<プロボクシング:東日本新人王決勝スーパーライト級4回戦>◇3日◇東京・後楽園ホール
スーパーライト級を制した本多航大(20=川崎新田)が敢闘賞となった。5連勝(3KO)の小林柾貴(20=イマオカ)と激しい打撃戦。2回に続いて3回に2度目のダウンを奪うと、レフェリーがノーカウントでストップ。3回46秒TKO勝ちした。
初回はワンツーやボディーをもらって押され気味だった。「僕はパワー、馬力でいくしかない」と打撃戦に持ち込んだ。2回に右フックで最初のダウンを奪う。小林も応戦してきたが、3回にまた右で2度目のダウンを奪って勝負を決めた。
新潟・向陽高でボクシングを始めたが、2年になると悪さをして中退した。戦績は4勝2敗止まりも「途中で辞めた悔いがあった」。そんな時に恩師だった佐藤雄高監督と再会した。

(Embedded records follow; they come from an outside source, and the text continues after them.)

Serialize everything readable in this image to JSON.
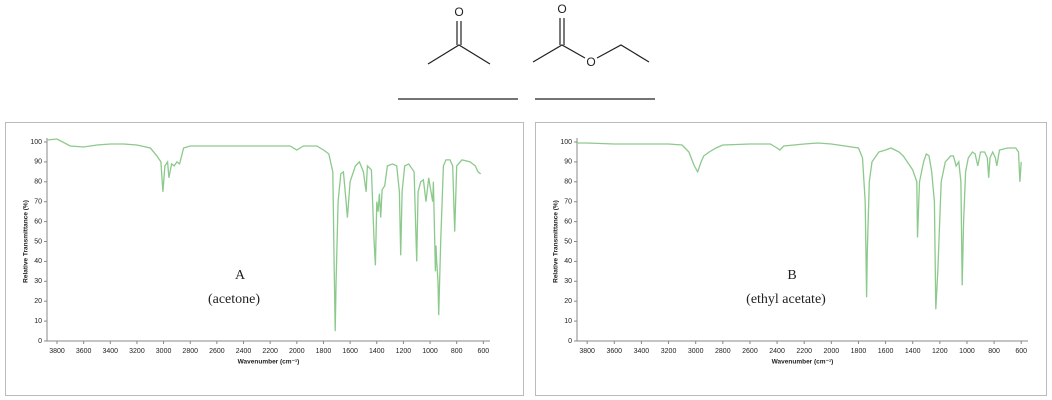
{
  "structures": [
    {
      "atoms": [
        "O"
      ]
    },
    {
      "atoms": [
        "O",
        "O"
      ]
    }
  ],
  "chart_data": [
    {
      "type": "line",
      "xlabel": "Wavenumber (cm⁻¹)",
      "ylabel": "Relative Transmittance (%)",
      "annotations": [
        "A",
        "(acetone)"
      ],
      "color": "#8cc98c",
      "xlim": [
        3875,
        550
      ],
      "ylim": [
        0,
        100
      ],
      "xticks": [
        3800,
        3600,
        3400,
        3200,
        3000,
        2800,
        2600,
        2400,
        2200,
        2000,
        1800,
        1600,
        1400,
        1200,
        1000,
        800,
        600
      ],
      "yticks": [
        0,
        10,
        20,
        30,
        40,
        50,
        60,
        70,
        80,
        90,
        100
      ],
      "x": [
        3875,
        3800,
        3700,
        3600,
        3500,
        3400,
        3300,
        3200,
        3100,
        3050,
        3020,
        3005,
        2990,
        2970,
        2960,
        2940,
        2920,
        2900,
        2880,
        2850,
        2800,
        2600,
        2400,
        2200,
        2050,
        2000,
        1950,
        1850,
        1800,
        1760,
        1730,
        1720,
        1712,
        1705,
        1690,
        1670,
        1650,
        1630,
        1620,
        1600,
        1560,
        1530,
        1500,
        1480,
        1470,
        1440,
        1420,
        1410,
        1400,
        1390,
        1380,
        1370,
        1360,
        1340,
        1320,
        1280,
        1250,
        1230,
        1220,
        1210,
        1190,
        1160,
        1120,
        1100,
        1090,
        1070,
        1050,
        1030,
        1010,
        1000,
        980,
        975,
        960,
        955,
        950,
        940,
        935,
        920,
        900,
        880,
        850,
        830,
        815,
        800,
        760,
        700,
        660,
        640,
        620
      ],
      "values": [
        101,
        101.5,
        98,
        97.5,
        98.5,
        99,
        99,
        98.5,
        97,
        93,
        90,
        75,
        88,
        90,
        82,
        89,
        88,
        90,
        89,
        97,
        98,
        98,
        98,
        98,
        98,
        96,
        98,
        98,
        96,
        94,
        85,
        40,
        5,
        30,
        70,
        84,
        85,
        70,
        62,
        80,
        88,
        90,
        85,
        75,
        88,
        86,
        50,
        38,
        70,
        65,
        74,
        62,
        76,
        78,
        88,
        89,
        88,
        75,
        43,
        75,
        88,
        89,
        85,
        40,
        75,
        80,
        81,
        70,
        82,
        78,
        70,
        80,
        35,
        48,
        40,
        30,
        13,
        50,
        88,
        91,
        91,
        88,
        55,
        88,
        91,
        90,
        88,
        85,
        84
      ]
    },
    {
      "type": "line",
      "xlabel": "Wavenumber (cm⁻¹)",
      "ylabel": "Relative Transmittance (%)",
      "annotations": [
        "B",
        "(ethyl acetate)"
      ],
      "color": "#8cc98c",
      "xlim": [
        3875,
        550
      ],
      "ylim": [
        0,
        100
      ],
      "xticks": [
        3800,
        3600,
        3400,
        3200,
        3000,
        2800,
        2600,
        2400,
        2200,
        2000,
        1800,
        1600,
        1400,
        1200,
        1000,
        800,
        600
      ],
      "yticks": [
        0,
        10,
        20,
        30,
        40,
        50,
        60,
        70,
        80,
        90,
        100
      ],
      "x": [
        3875,
        3800,
        3600,
        3400,
        3200,
        3100,
        3050,
        3010,
        2985,
        2960,
        2940,
        2900,
        2850,
        2800,
        2600,
        2450,
        2400,
        2380,
        2350,
        2200,
        2100,
        2000,
        1900,
        1800,
        1770,
        1750,
        1740,
        1735,
        1720,
        1700,
        1650,
        1600,
        1560,
        1500,
        1470,
        1440,
        1400,
        1370,
        1365,
        1350,
        1320,
        1300,
        1280,
        1260,
        1240,
        1230,
        1215,
        1190,
        1160,
        1120,
        1100,
        1080,
        1060,
        1045,
        1035,
        1025,
        1010,
        990,
        960,
        940,
        920,
        900,
        870,
        850,
        840,
        830,
        810,
        790,
        780,
        760,
        700,
        640,
        620,
        610,
        600
      ],
      "values": [
        99.5,
        99.5,
        99,
        99,
        99,
        98.5,
        95,
        88,
        85,
        90,
        93,
        95,
        97,
        98.5,
        99,
        99,
        97,
        96,
        98,
        99,
        99.5,
        99,
        98,
        97,
        92,
        70,
        22,
        45,
        80,
        90,
        95,
        96,
        97,
        95,
        93,
        90,
        86,
        80,
        52,
        80,
        90,
        94,
        93,
        85,
        70,
        16,
        35,
        80,
        90,
        93,
        93,
        88,
        90,
        80,
        28,
        60,
        85,
        92,
        95,
        94,
        88,
        95,
        95,
        92,
        82,
        92,
        95,
        92,
        88,
        96,
        97,
        97,
        95,
        80,
        90
      ]
    }
  ]
}
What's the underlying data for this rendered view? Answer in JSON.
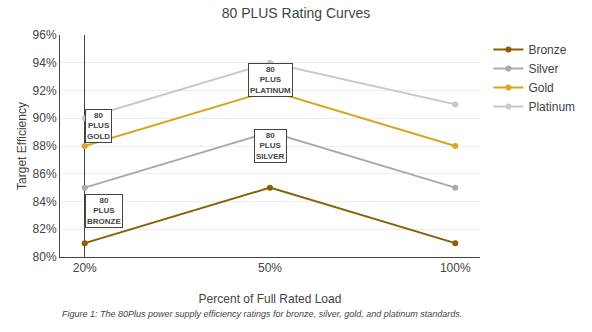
{
  "chart_data": {
    "type": "line",
    "title": "80 PLUS Rating Curves",
    "xlabel": "Percent of Full Rated Load",
    "ylabel": "Target Efficiency",
    "categories": [
      "20%",
      "50%",
      "100%"
    ],
    "series": [
      {
        "name": "Bronze",
        "color": "#8B5E00",
        "values": [
          81,
          85,
          81
        ]
      },
      {
        "name": "Silver",
        "color": "#AAAAAA",
        "values": [
          85,
          89,
          85
        ]
      },
      {
        "name": "Gold",
        "color": "#DAA520",
        "values": [
          88,
          92,
          88
        ]
      },
      {
        "name": "Platinum",
        "color": "#C8C8C8",
        "values": [
          90,
          94,
          91
        ]
      }
    ],
    "marker": "circle",
    "ylim": [
      80,
      96
    ],
    "yticks": [
      {
        "value": 80,
        "label": "80%"
      },
      {
        "value": 82,
        "label": "82%"
      },
      {
        "value": 84,
        "label": "84%"
      },
      {
        "value": 86,
        "label": "86%"
      },
      {
        "value": 88,
        "label": "88%"
      },
      {
        "value": 90,
        "label": "90%"
      },
      {
        "value": 92,
        "label": "92%"
      },
      {
        "value": 94,
        "label": "94%"
      },
      {
        "value": 96,
        "label": "96%"
      }
    ],
    "grid": true,
    "legend": "right",
    "annotations": [
      {
        "text": "80 PLUS BRONZE",
        "category": "20%",
        "y": 82.1
      },
      {
        "text": "80 PLUS GOLD",
        "category": "20%",
        "y": 88.2
      },
      {
        "text": "80 PLUS SILVER",
        "category": "50%",
        "y": 86.8
      },
      {
        "text": "80 PLUS PLATINUM",
        "category": "50%",
        "y": 91.5
      }
    ],
    "caption": "Figure 1: The 80Plus power supply efficiency ratings for bronze, silver, gold, and platinum standards."
  }
}
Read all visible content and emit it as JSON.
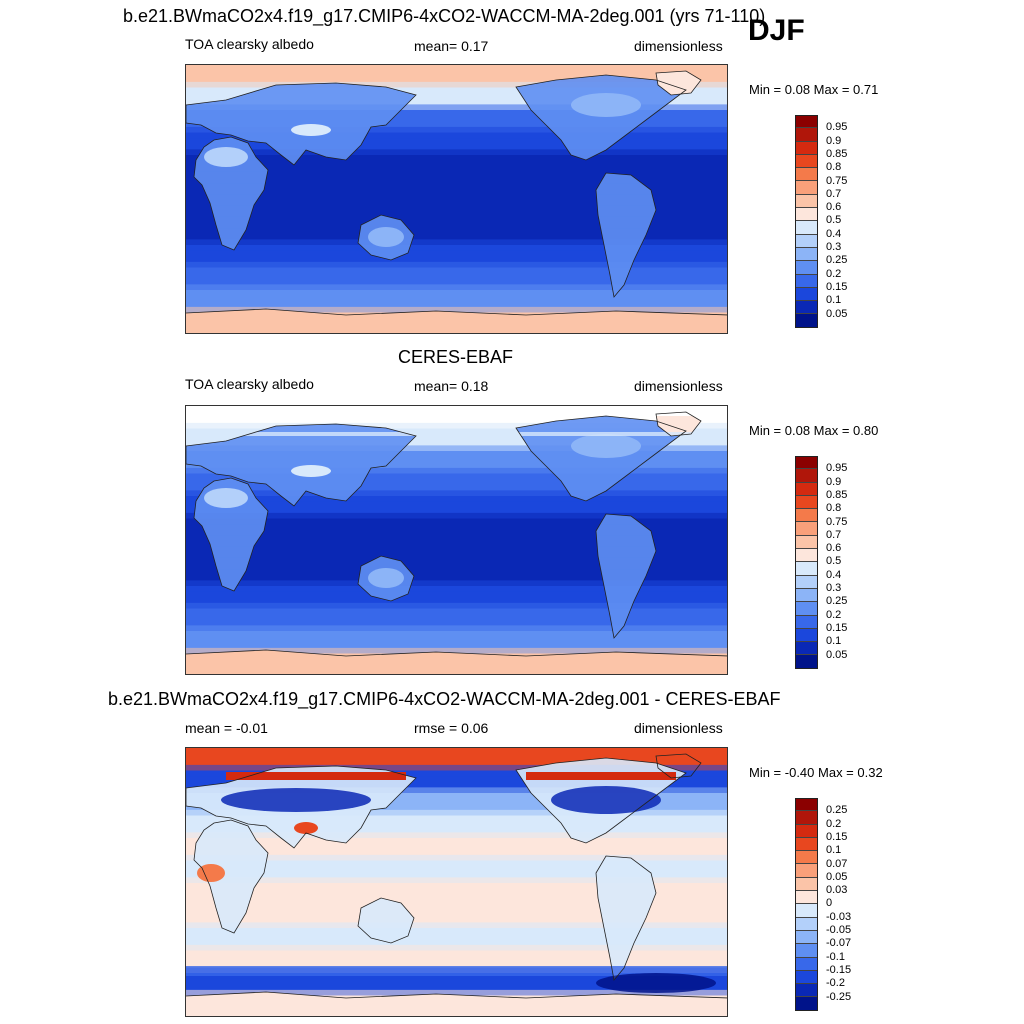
{
  "season": "DJF",
  "panels": [
    {
      "title": "b.e21.BWmaCO2x4.f19_g17.CMIP6-4xCO2-WACCM-MA-2deg.001 (yrs 71-110)",
      "left_label": "TOA clearsky albedo",
      "center_label": "mean=   0.17",
      "right_label": "dimensionless",
      "minmax": "Min =   0.08 Max =   0.71",
      "colorbar": {
        "labels": [
          "0.95",
          "0.9",
          "0.85",
          "0.8",
          "0.75",
          "0.7",
          "0.6",
          "0.5",
          "0.4",
          "0.3",
          "0.25",
          "0.2",
          "0.15",
          "0.1",
          "0.05"
        ],
        "colors": [
          "#8b0000",
          "#b0160a",
          "#d42a10",
          "#e8471f",
          "#f47a4a",
          "#f9a07a",
          "#fbc4a8",
          "#fde6dc",
          "#d8e9fb",
          "#b3d0fa",
          "#8cb4f7",
          "#5f8ff2",
          "#3868ea",
          "#1b47dc",
          "#0a28b5",
          "#00138a"
        ]
      },
      "map": {
        "mean": 0.17,
        "style": "model",
        "zonal_colors": [
          "#fbc4a8",
          "#d8e9fb",
          "#3868ea",
          "#1b47dc",
          "#0a28b5",
          "#0a28b5",
          "#0a28b5",
          "#0a28b5",
          "#1b47dc",
          "#3868ea",
          "#5f8ff2",
          "#fbc4a8"
        ]
      }
    },
    {
      "title": "CERES-EBAF",
      "left_label": "TOA clearsky albedo",
      "center_label": "mean=   0.18",
      "right_label": "dimensionless",
      "minmax": "Min =   0.08 Max =   0.80",
      "colorbar": {
        "labels": [
          "0.95",
          "0.9",
          "0.85",
          "0.8",
          "0.75",
          "0.7",
          "0.6",
          "0.5",
          "0.4",
          "0.3",
          "0.25",
          "0.2",
          "0.15",
          "0.1",
          "0.05"
        ],
        "colors": [
          "#8b0000",
          "#b0160a",
          "#d42a10",
          "#e8471f",
          "#f47a4a",
          "#f9a07a",
          "#fbc4a8",
          "#fde6dc",
          "#d8e9fb",
          "#b3d0fa",
          "#8cb4f7",
          "#5f8ff2",
          "#3868ea",
          "#1b47dc",
          "#0a28b5",
          "#00138a"
        ]
      },
      "map": {
        "mean": 0.18,
        "style": "obs",
        "zonal_colors": [
          "#ffffff",
          "#d8e9fb",
          "#5f8ff2",
          "#3868ea",
          "#1b47dc",
          "#0a28b5",
          "#0a28b5",
          "#0a28b5",
          "#1b47dc",
          "#3868ea",
          "#5f8ff2",
          "#fbc4a8"
        ]
      }
    },
    {
      "title": "b.e21.BWmaCO2x4.f19_g17.CMIP6-4xCO2-WACCM-MA-2deg.001 - CERES-EBAF",
      "left_label": "mean =  -0.01",
      "center_label": "rmse =   0.06",
      "right_label": "dimensionless",
      "minmax": "Min =  -0.40 Max =   0.32",
      "colorbar": {
        "labels": [
          "0.25",
          "0.2",
          "0.15",
          "0.1",
          "0.07",
          "0.05",
          "0.03",
          "0",
          "-0.03",
          "-0.05",
          "-0.07",
          "-0.1",
          "-0.15",
          "-0.2",
          "-0.25"
        ],
        "colors": [
          "#8b0000",
          "#b0160a",
          "#d42a10",
          "#e8471f",
          "#f47a4a",
          "#f9a07a",
          "#fbc4a8",
          "#fde6dc",
          "#d8e9fb",
          "#b3d0fa",
          "#8cb4f7",
          "#5f8ff2",
          "#3868ea",
          "#1b47dc",
          "#0a28b5",
          "#00138a"
        ]
      },
      "map": {
        "mean": -0.01,
        "style": "diff",
        "zonal_colors": [
          "#e8471f",
          "#1b47dc",
          "#8cb4f7",
          "#d8e9fb",
          "#fde6dc",
          "#d8e9fb",
          "#fde6dc",
          "#fde6dc",
          "#d8e9fb",
          "#fde6dc",
          "#1b47dc",
          "#fde6dc"
        ]
      }
    }
  ]
}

監督が金子ジムでプロ時代の先輩が新田会長だった。人間教育にも力を入れることで知られる川崎新田ジムを紹介されて入門。「ばかをやったが、今はいい子にしてます」。上京後に通信制も卒業と改心した。
仕事は倉庫で梱包(こんぽう)などのアルバイトをしている。デビュー戦黒星から4連勝で最初の関門を突破した。「監督、会長、ジム、会社の人のおかげでここまできた。これまで勝った人のためにも、全日本も負けられない」。ジムにとっては8年ぶり5人目の東日本新人王。新田会長は「越後のトラ」と呼んで期待している。